Friday, April 17, 2009

Nashville 1864 by Madison Jones

Madison Jones isn’t particularly well known for writing historical novels. Apart from Nashville 1864, I’m only aware of one other, although I haven’t researched it and I may be wrong on that. That said, it’s interesting that the language in this novel is actually more accessible, and feels more modern, than much of the rest of Jones’s work.

That isn’t to say his writing is generally difficult. Far from it, at its best there has always beens a lovely purity and simplicity to his prose. It’s more that his earlier work is suffused with a kind of Faulknerian ambiguity where everything is allusion and undertone and inference: clarity of language, but not of meaning. With Nashville 1864, however, Jones’s language is limpid and crisp and beautifully clear and so is his meaning.

Indeed, the most striking thin about this novella is its sheer lack of artifice. There is no false drama, no drawing out of the emotions, no toying with the reader. Wherever Jones could have gone for a big bang or a grand gesture or a dramatic plot twist, he pulls back. When Yankee soldiers arrive and things threaten to become nasty, the danger subsides naturally. When the boys get trapped behind battle lines they find, not doom, but solicitous care. Characters are not caricatures: no-one is out-and-out bad or out-and-out good because he is standing representative of one side or another; there are good Yankees and bad Rebs here, and all of them are merely trying to survive.

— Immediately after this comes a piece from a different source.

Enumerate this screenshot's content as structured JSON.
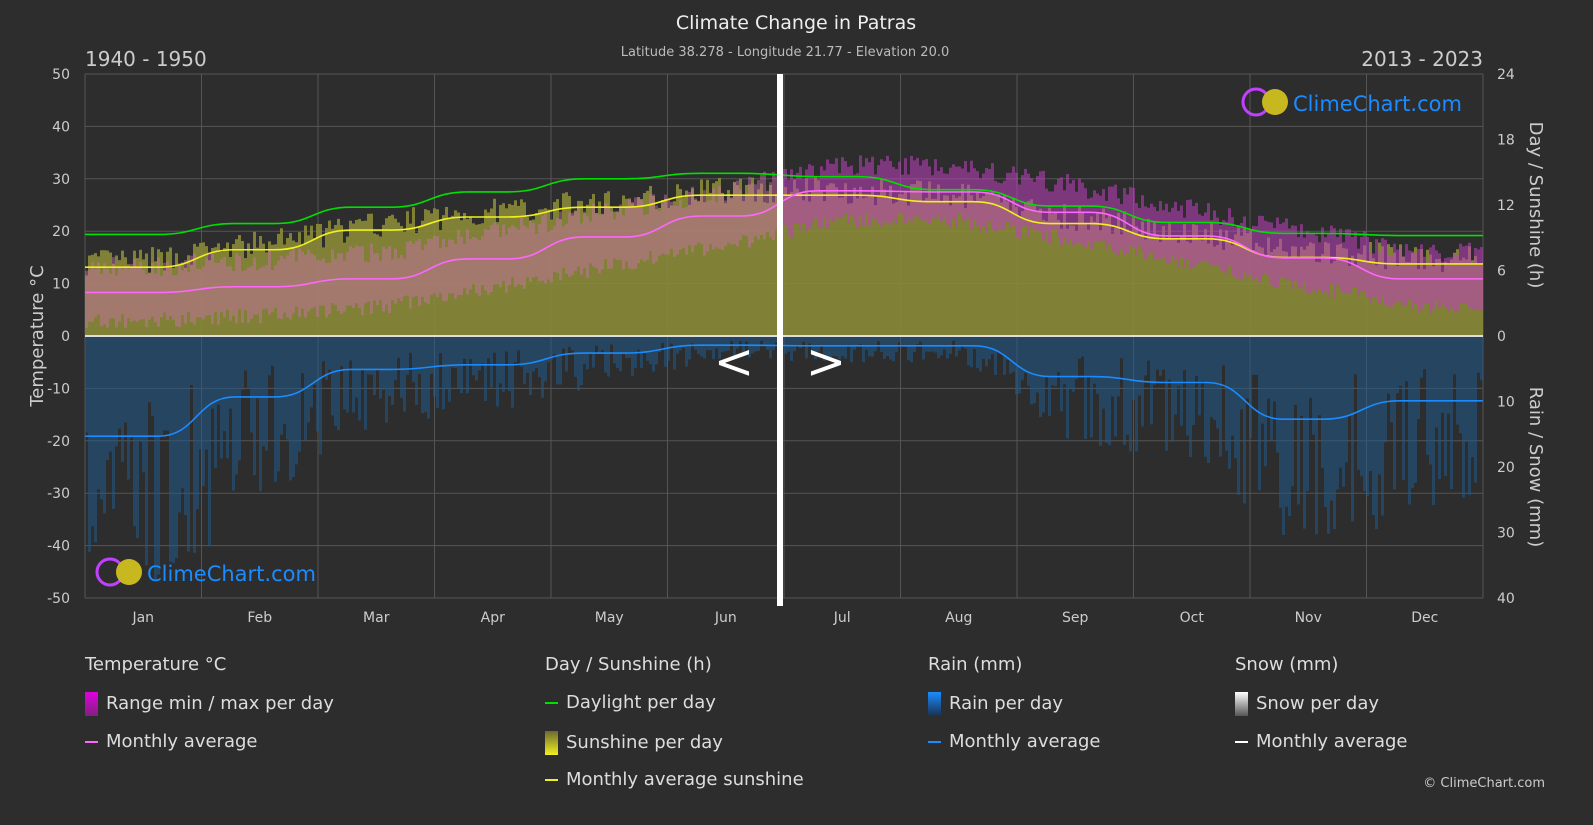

The simplicity of the narrative serves to give it strength. When tragedy does strike it hurts more deeply because we haven’t already been pulled towards artificial heights of fear by twists and turns of narrative: there is no crying wolf in this novel, so when the metaphorical wolf attacks its bite is grave indeed. It feels entirely believable. The mystified, uncomprehending fear of the eleven year old protagonist is entirely realistic and one feels for him deeply.

Just 129 pages long, Madison Jones has turned out a war novel which is beautiful, thoughtful and deeply moving.